For Solomon, switching up sauces and adding sprinkles of cheese are the best ways to spice things up. A batch of the same chicken, rice and greens can be dressed in tangy teriyaki one day, and a heaping of salsa and queso the next.

Professional services such as Prep Pros and Flex Foods rely on registered dieticians to break down meals, but free smartphone apps, such as MyFitnessPal, can count calories and divide dishes by serving size. Arnold suggests you not get too hung up on calculations if you don’t have a specific fitness goal and are simply seeking a healthier diet.

“It’s important to know your goal and understand the amount of food you should be eating,” Souza added. “You don’t want to waste food, and you don’t want to deprive yourself of the nutrients you should be getting. Portion control serving utensils measure your food by the ounce and are sold everywhere. They really work and help you understand the weight of your food.”

Solomon also recommends investing in high-quality, microwave-safe containers. “Glass containers heat well, but if you’re on the go, make sure you have plastic that won’t melt with the food and ruin the flavor,” he said.
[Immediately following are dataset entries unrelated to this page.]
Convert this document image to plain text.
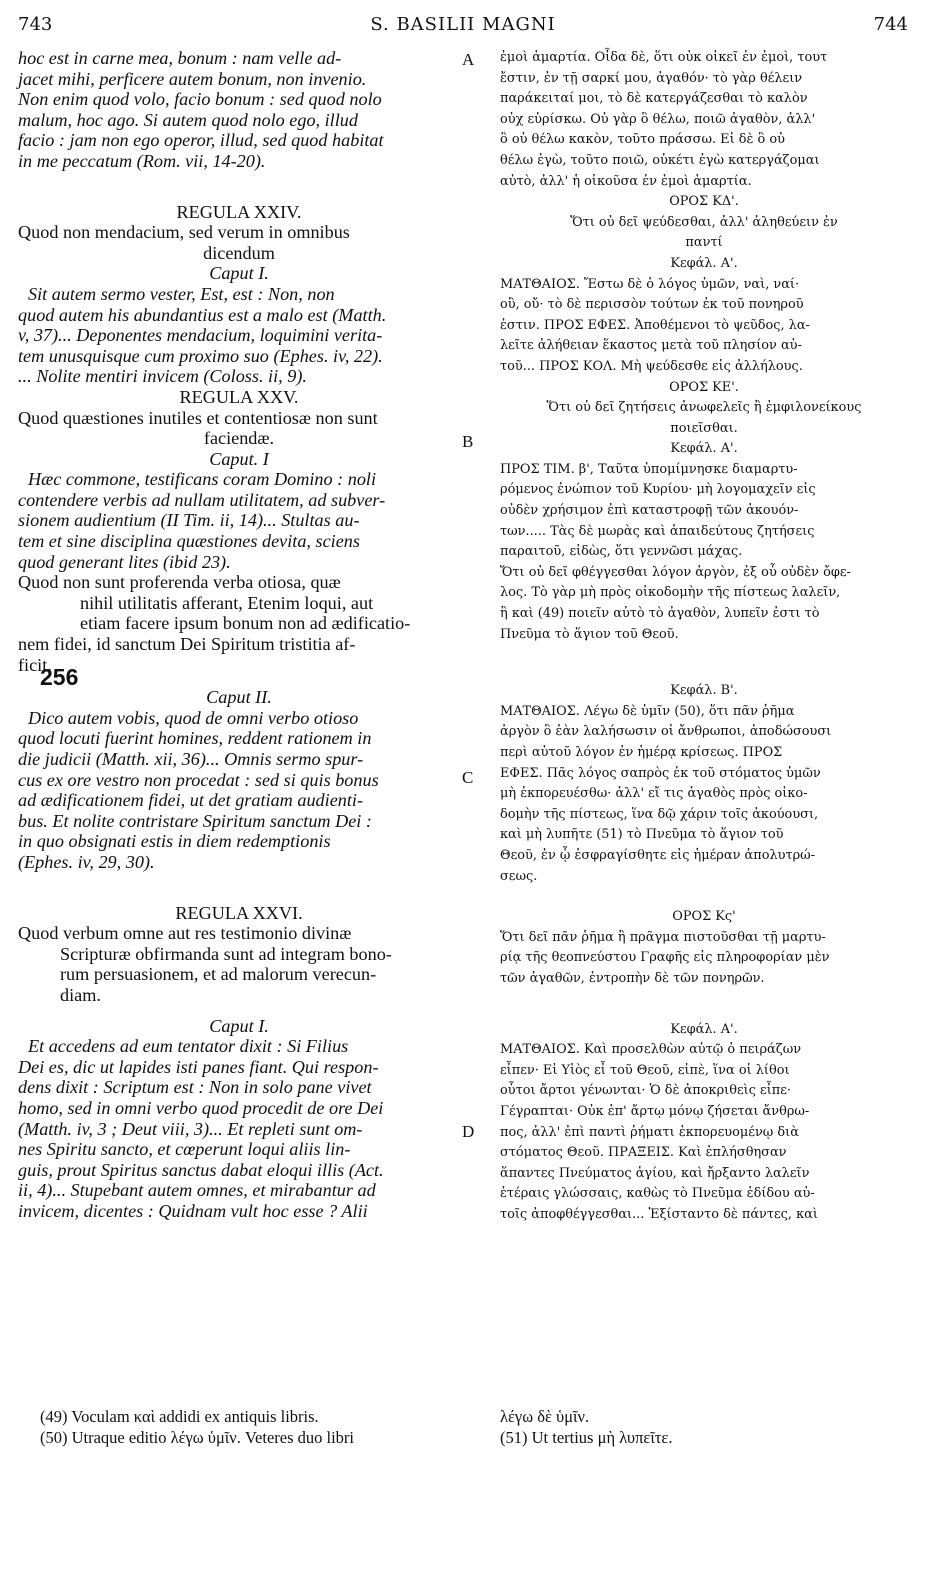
743	S. BASILII MAGNI	744
A
B
C
D
256
hoc est in carne mea, bonum : nam velle ad-
jacet mihi, perficere autem bonum, non invenio.
Non enim quod volo, facio bonum : sed quod nolo
malum, hoc ago. Si autem quod nolo ego, illud
facio : jam non ego operor, illud, sed quod habitat
in me peccatum (Rom. vii, 14-20).
REGULA XXIV.
Quod non mendacium, sed verum in omnibus
dicendum
Caput I.
Sit autem sermo vester, Est, est : Non, non
quod autem his abundantius est a malo est (Matth.
v, 37)... Deponentes mendacium, loquimini verita-
tem unusquisque cum proximo suo (Ephes. iv, 22).
... Nolite mentiri invicem (Coloss. ii, 9).
REGULA XXV.
Quod quæstiones inutiles et contentiosæ non sunt
faciendæ.
Caput. I
Hæc commone, testificans coram Domino : noli
contendere verbis ad nullam utilitatem, ad subver-
sionem audientium (II Tim. ii, 14)... Stultas au-
tem et sine disciplina quæstiones devita, sciens
quod generant lites (ibid 23).
Quod non sunt proferenda verba otiosa, quæ
nihil utilitatis afferant, Etenim loqui, aut
etiam facere ipsum bonum non ad ædificatio-
nem fidei, id sanctum Dei Spiritum tristitia af-
ficit.
Caput II.
Dico autem vobis, quod de omni verbo otioso
quod locuti fuerint homines, reddent rationem in
die judicii (Matth. xii, 36)... Omnis sermo spur-
cus ex ore vestro non procedat : sed si quis bonus
ad ædificationem fidei, ut det gratiam audienti-
bus. Et nolite contristare Spiritum sanctum Dei :
in quo obsignati estis in diem redemptionis
(Ephes. iv, 29, 30).
REGULA XXVI.
Quod verbum omne aut res testimonio divinæ
Scripturæ obfirmanda sunt ad integram bono-
rum persuasionem, et ad malorum verecun-
diam.
Caput I.
Et accedens ad eum tentator dixit : Si Filius
Dei es, dic ut lapides isti panes fiant. Qui respon-
dens dixit : Scriptum est : Non in solo pane vivet
homo, sed in omni verbo quod procedit de ore Dei
(Matth. iv, 3 ; Deut viii, 3)... Et repleti sunt om-
nes Spiritu sancto, et cœperunt loqui aliis lin-
guis, prout Spiritus sanctus dabat eloqui illis (Act.
ii, 4)... Stupebant autem omnes, et mirabantur ad
invicem, dicentes : Quidnam vult hoc esse ? Alii
ἐμοὶ ἁμαρτία. Οἶδα δὲ, ὅτι οὐκ οἰκεῖ ἐν ἐμοὶ, τουτ
ἔστιν, ἐν τῇ σαρκί μου, ἀγαθόν· τὸ γὰρ θέλειν
παράκειταί μοι, τὸ δὲ κατεργάζεσθαι τὸ καλὸν
οὐχ εὑρίσκω. Οὐ γὰρ ὃ θέλω, ποιῶ ἀγαθὸν, ἀλλ'
ὃ οὐ θέλω κακὸν, τοῦτο πράσσω. Εἰ δὲ ὃ οὐ
θέλω ἐγὼ, τοῦτο ποιῶ, οὐκέτι ἐγὼ κατεργάζομαι
αὐτὸ, ἀλλ' ἡ οἰκοῦσα ἐν ἐμοὶ ἁμαρτία.
ΟΡΟΣ ΚΔ'.
Ὅτι οὐ δεῖ ψεύδεσθαι, ἀλλ' ἀληθεύειν ἐν
παντί
Κεφάλ. Α'.
ΜΑΤΘΑΙΟΣ. Ἔστω δὲ ὁ λόγος ὑμῶν, ναὶ, ναί·
οὒ, οὔ· τὸ δὲ περισσὸν τούτων ἐκ τοῦ πονηροῦ
ἐστιν. ΠΡΟΣ ΕΦΕΣ. Ἀποθέμενοι τὸ ψεῦδος, λα-
λεῖτε ἀλήθειαν ἕκαστος μετὰ τοῦ πλησίον αὐ-
τοῦ... ΠΡΟΣ ΚΟΛ. Μὴ ψεύδεσθε εἰς ἀλλήλους.
ΟΡΟΣ ΚΕ'.
Ὅτι οὐ δεῖ ζητήσεις ἀνωφελεῖς ἢ ἐμφιλονείκους
ποιεῖσθαι.
Κεφάλ. Α'.
ΠΡΟΣ ΤΙΜ. β', Ταῦτα ὑπομίμνησκε διαμαρτυ-
ρόμενος ἐνώπιον τοῦ Κυρίου· μὴ λογομαχεῖν εἰς
οὐδὲν χρήσιμον ἐπὶ καταστροφῇ τῶν ἀκουόν-
των..... Τὰς δὲ μωρὰς καὶ ἀπαιδεύτους ζητήσεις
παραιτοῦ, εἰδὼς, ὅτι γεννῶσι μάχας.
Ὅτι οὐ δεῖ φθέγγεσθαι λόγον ἀργὸν, ἐξ οὗ οὐδὲν ὄφε-
λος. Τὸ γὰρ μὴ πρὸς οἰκοδομὴν τῆς πίστεως λαλεῖν,
ἢ καὶ (49) ποιεῖν αὐτὸ τὸ ἀγαθὸν, λυπεῖν ἐστι τὸ
Πνεῦμα τὸ ἅγιον τοῦ Θεοῦ.
Κεφάλ. Β'.
ΜΑΤΘΑΙΟΣ. Λέγω δὲ ὑμῖν (50), ὅτι πᾶν ῥῆμα
ἀργὸν ὃ ἐὰν λαλήσωσιν οἱ ἄνθρωποι, ἀποδώσουσι
περὶ αὐτοῦ λόγον ἐν ἡμέρᾳ κρίσεως. ΠΡΟΣ
ΕΦΕΣ. Πᾶς λόγος σαπρὸς ἐκ τοῦ στόματος ὑμῶν
μὴ ἐκπορευέσθω· ἀλλ' εἴ τις ἀγαθὸς πρὸς οἰκο-
δομὴν τῆς πίστεως, ἵνα δῷ χάριν τοῖς ἀκούουσι,
καὶ μὴ λυπῆτε (51) τὸ Πνεῦμα τὸ ἅγιον τοῦ
Θεοῦ, ἐν ᾧ ἐσφραγίσθητε εἰς ἡμέραν ἀπολυτρώ-
σεως.
ΟΡΟΣ Κς'
Ὅτι δεῖ πᾶν ῥῆμα ἢ πρᾶγμα πιστοῦσθαι τῇ μαρτυ-
ρίᾳ τῆς θεοπνεύστου Γραφῆς εἰς πληροφορίαν μὲν
τῶν ἀγαθῶν, ἐντροπὴν δὲ τῶν πονηρῶν.
Κεφάλ. Α'.
ΜΑΤΘΑΙΟΣ. Καὶ προσελθὼν αὐτῷ ὁ πειράζων
εἶπεν· Εἰ Υἱὸς εἶ τοῦ Θεοῦ, εἰπὲ, ἵνα οἱ λίθοι
οὗτοι ἄρτοι γένωνται· Ὁ δὲ ἀποκριθεὶς εἶπε·
Γέγραπται· Οὐκ ἐπ' ἄρτῳ μόνῳ ζήσεται ἄνθρω-
πος, ἀλλ' ἐπὶ παντὶ ῥήματι ἐκπορευομένῳ διὰ
στόματος Θεοῦ. ΠΡΑΞΕΙΣ. Καὶ ἐπλήσθησαν
ἅπαντες Πνεύματος ἁγίου, καὶ ἤρξαντο λαλεῖν
ἑτέραις γλώσσαις, καθὼς τὸ Πνεῦμα ἐδίδου αὐ-
τοῖς ἀποφθέγγεσθαι... Ἐξίσταντο δὲ πάντες, καὶ
(49) Voculam καὶ addidi ex antiquis libris.
(50) Utraque editio λέγω ὑμῖν. Veteres duo libri
λέγω δὲ ὑμῖν.
(51) Ut tertius μὴ λυπεῖτε.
For Arnold, meal prepping is a lifestyle. “A lot of people think they have to constantly be at the gym to get results, but your fitness has a lot to do with what you take in,” he said. “I remember when I was trying to bulk up and the supplements I tried taking weren’t getting me there, but a consistent diet did. I think meal prep helps you hit your goals quicker and definitely keeps you healthy long-term.”

Mango Salsa Salmon

(for four meals)

This entrée from Prep Pros goes well with a side of jasmine white rice and garlic-roasted asparagus. 
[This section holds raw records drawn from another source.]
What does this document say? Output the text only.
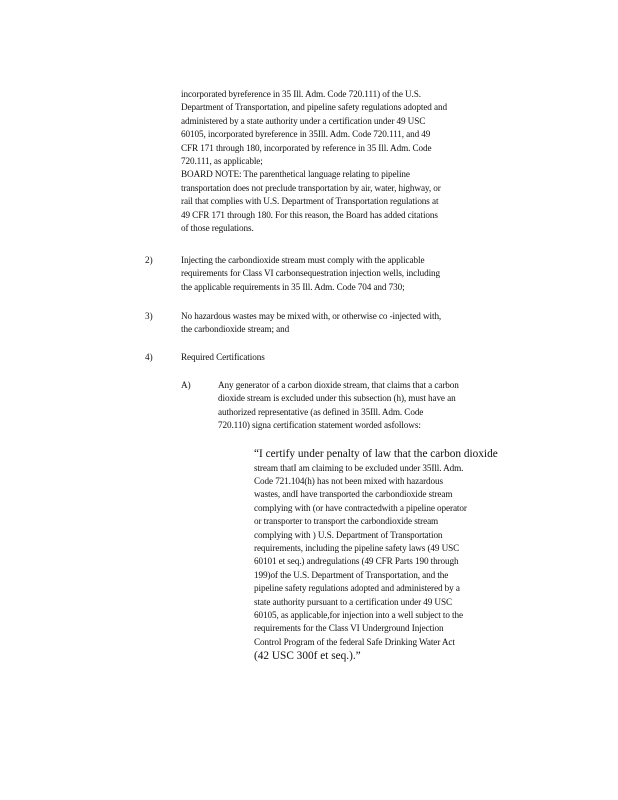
incorporated byreference in 35 Ill. Adm. Code 720.111) of the U.S.
Department of Transportation, and pipeline safety regulations adopted and
administered by a state authority under a certification under 49 USC
60105, incorporated byreference in 35Ill. Adm. Code 720.111, and 49
CFR 171 through 180, incorporated by reference in 35 Ill. Adm. Code
720.111, as applicable;
BOARD NOTE: The parenthetical language relating to pipeline
transportation does not preclude transportation by air, water, highway, or
rail that complies with U.S. Department of Transportation regulations at
49 CFR 171 through 180. For this reason, the Board has added citations
of those regulations.
2)	Injecting the carbondioxide stream must comply with the applicable
requirements for Class VI carbonsequestration injection wells, including
the applicable requirements in 35 Ill. Adm. Code 704 and 730;
3)	No hazardous wastes may be mixed with, or otherwise co -injected with,
the carbondioxide stream; and
4)	Required Certifications
A)	Any generator of a carbon dioxide stream, that claims that a carbon
dioxide stream is excluded under this subsection (h), must have an
authorized representative (as defined in 35Ill. Adm. Code
720.110) signa certification statement worded asfollows:
“I certify under penalty of law that the carbon dioxide
stream thatI am claiming to be excluded under 35Ill. Adm.
Code 721.104(h) has not been mixed with hazardous
wastes, andI have transported the carbondioxide stream
complying with (or have contractedwith a pipeline operator
or transporter to transport the carbondioxide stream
complying with ) U.S. Department of Transportation
requirements, including the pipeline safety laws (49 USC
60101 et seq.) andregulations (49 CFR Parts 190 through
199)of the U.S. Department of Transportation, and the
pipeline safety regulations adopted and administered by a
state authority pursuant to a certification under 49 USC
60105, as applicable,for injection into a well subject to the
requirements for the Class VI Underground Injection
Control Program of the federal Safe Drinking Water Act
(42 USC 300f et seq.).”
  • (2) 1lb. whole skinless salmon fillet
  • Olive oil
  • 2 tablespoons smoked paprika
  • 2 teaspoons Kosher salt
  • ½ teaspoon black pepper
  • ½ teaspoon cayenne pepper
  • ½ teaspoon garlic powder
  • ½ cup honey
  • ½ tablespoon apple cider vinegar

For the salsa

  • 2 large ripe mangoes, chopped (or substitute 2 ½ cups frozen mango)
  • ½ red onion, diced
  • ½ sweet bell pepper, chopped
  • 1 small, seedless jalapeño seedless 
  • Squeeze of lime
  • Lots of fresh chopped cilantro
  • Salt and pepper garnish  

Preheat the oven to 450 degrees. In a mixing bowl, mix honey, apple cider vinegar and seasonings and brush onto salmon filets. Once the salmon is seasoned, double wrap in heavy foil, sealing it on top. Bake for 12 minutes, then uncover and bake an additional 2–4 minutes or until center is cooked to 145 degrees. Rest for 5–10 minutes before serving. Mix ingredients of salsa and spoon over salmon.